Un giorno un uccello sbatte contro la veranda che Didier ha costruito per la famiglia, e Maybelle ne raccoglie disperata il corpicino senza vita: non vuole buttarlo, piange su un evento per lei sconosciuto come la morte, e vuole essere sicura che lo ritroverà magari in una stella. È la prima frattura tra Elise che crede nelle possibilità magiche della vita e anche nella fede e nel piccolo crocefisso che ha regalato alla bambina, e Didier, per cui non ci sono illusioni, che sa che la morte è la fine di tutto. In un letto d’ospedale Elise s’intreccia al piccolo corpo di Maybelle, e il suo volto impietrito, svuotato dalla disperazione, annuncia a Didier che andandosene, quell’uccellino pieno di grazia e di promesse che è stata Maybelle, ha portato via con sé ogni loro possibilità di vivere, di amarsi, di tornare a essere come un tempo, quando Maybelle non c’era ancora, o addirittura come se non ci fosse mai stata.
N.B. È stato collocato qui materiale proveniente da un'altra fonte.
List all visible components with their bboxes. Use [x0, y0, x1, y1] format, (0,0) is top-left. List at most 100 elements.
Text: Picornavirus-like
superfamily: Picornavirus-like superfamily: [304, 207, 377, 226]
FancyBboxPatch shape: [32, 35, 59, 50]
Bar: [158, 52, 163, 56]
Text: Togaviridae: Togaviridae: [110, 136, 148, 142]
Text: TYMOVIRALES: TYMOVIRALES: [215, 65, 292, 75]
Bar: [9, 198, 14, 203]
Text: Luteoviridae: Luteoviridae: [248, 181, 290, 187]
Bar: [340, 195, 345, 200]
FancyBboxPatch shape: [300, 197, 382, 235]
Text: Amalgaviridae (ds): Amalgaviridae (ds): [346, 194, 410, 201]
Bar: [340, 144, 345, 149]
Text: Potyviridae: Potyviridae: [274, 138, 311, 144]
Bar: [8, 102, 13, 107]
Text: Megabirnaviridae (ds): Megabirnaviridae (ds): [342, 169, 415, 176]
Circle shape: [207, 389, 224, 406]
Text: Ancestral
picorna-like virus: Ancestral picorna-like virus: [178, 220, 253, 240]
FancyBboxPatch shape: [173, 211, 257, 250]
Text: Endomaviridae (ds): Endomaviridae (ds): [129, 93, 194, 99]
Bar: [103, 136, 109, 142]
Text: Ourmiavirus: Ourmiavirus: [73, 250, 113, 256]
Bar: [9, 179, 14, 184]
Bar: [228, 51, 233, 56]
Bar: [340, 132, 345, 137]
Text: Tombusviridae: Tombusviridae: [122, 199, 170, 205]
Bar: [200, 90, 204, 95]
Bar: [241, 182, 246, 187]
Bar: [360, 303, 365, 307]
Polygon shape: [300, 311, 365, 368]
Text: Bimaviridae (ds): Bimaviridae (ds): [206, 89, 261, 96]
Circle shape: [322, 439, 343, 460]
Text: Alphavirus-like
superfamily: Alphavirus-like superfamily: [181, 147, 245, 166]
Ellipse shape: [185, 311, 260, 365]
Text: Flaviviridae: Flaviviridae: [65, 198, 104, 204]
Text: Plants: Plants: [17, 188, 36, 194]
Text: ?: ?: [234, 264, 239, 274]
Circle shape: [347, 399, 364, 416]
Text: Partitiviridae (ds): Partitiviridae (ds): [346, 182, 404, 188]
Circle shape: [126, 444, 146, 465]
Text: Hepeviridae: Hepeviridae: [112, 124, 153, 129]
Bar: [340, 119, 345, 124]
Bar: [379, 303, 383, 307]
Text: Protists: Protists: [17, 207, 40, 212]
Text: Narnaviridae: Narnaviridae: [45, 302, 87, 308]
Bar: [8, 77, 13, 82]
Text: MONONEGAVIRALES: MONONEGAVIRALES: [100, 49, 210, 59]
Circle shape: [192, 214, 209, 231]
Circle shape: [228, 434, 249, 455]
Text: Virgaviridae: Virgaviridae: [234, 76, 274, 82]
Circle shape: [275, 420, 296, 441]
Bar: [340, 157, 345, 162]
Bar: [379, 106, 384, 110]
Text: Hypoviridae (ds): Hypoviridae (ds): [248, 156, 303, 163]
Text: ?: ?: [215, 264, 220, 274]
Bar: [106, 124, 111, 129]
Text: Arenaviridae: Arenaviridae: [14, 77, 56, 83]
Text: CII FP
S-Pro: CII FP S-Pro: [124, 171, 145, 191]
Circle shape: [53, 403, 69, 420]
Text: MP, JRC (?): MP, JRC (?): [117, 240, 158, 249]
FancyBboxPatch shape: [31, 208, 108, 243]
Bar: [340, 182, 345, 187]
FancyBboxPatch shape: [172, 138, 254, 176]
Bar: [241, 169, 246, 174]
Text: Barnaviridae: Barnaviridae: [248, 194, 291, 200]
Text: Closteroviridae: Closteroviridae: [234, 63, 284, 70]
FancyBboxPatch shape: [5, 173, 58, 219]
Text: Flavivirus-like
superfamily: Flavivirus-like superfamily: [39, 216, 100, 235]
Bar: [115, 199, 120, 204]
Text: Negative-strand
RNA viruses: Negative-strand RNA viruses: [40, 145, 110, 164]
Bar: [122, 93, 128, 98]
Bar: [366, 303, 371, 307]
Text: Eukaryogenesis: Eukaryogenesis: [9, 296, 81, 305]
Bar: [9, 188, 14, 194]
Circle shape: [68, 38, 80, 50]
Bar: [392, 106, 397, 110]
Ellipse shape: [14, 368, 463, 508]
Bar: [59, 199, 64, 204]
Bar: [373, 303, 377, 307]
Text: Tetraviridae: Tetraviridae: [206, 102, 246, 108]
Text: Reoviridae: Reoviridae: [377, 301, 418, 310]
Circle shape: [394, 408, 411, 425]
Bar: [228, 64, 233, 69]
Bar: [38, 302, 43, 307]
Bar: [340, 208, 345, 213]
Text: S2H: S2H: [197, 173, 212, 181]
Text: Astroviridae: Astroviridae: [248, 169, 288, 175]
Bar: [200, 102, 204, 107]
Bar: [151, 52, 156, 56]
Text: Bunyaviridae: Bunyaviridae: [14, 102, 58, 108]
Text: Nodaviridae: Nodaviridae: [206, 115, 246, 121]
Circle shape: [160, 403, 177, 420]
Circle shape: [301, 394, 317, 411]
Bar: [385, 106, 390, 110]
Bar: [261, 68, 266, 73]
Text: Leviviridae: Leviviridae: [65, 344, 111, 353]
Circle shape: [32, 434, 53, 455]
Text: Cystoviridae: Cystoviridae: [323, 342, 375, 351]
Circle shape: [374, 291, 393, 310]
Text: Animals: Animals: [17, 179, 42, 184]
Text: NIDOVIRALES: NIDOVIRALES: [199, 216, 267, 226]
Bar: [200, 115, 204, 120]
Il dolore separa, il dolore distrugge, il dolore spegne, toglie loro ogni possibilità di aiutarsi, capirsi, ricostruirsi: perché Elise e Didier hanno due modi inconciliabili di affrontarlo; e l’amore diventa rancore e l’uno vede nell’altro la responsabilità per quella piccola bara bianca che sotto la pioggia viene ricoperta di terra, accompagnata dal coro sommesso delle note funebri di Will the circle be unbroken, nata decenni prima come un inno cristiano di accompagnamento al cimitero.

Il film del regista belga Felix Van Groeningen era tra i cinque candidati all’Oscar per le opere straniere, il rivale più pericoloso per "La grande bellezza", che comunque ha meritato la vittoria. Il titolo italiano "Alabama Monroe", si riferisce al nome, Alabama, che Elise si dà dopo la morte di Maybelle, mentre Monroe è il nome del musicista americano che viene considerato il padre del Bluegrass. I due protagonisti, Veerle Baetens (Elise) e Johan Heldenberg (Didier), sono meravigliosi, pure come cantanti. Anche se nell’ultima parte si disperde in un accavallarsi di fatti e di perorazioni antiamericane poco convincenti, il film è indimenticabile, soprattutto per la forza straordinaria di una musica popolare che aderisce alla storia come la voce di un sapiente narratore.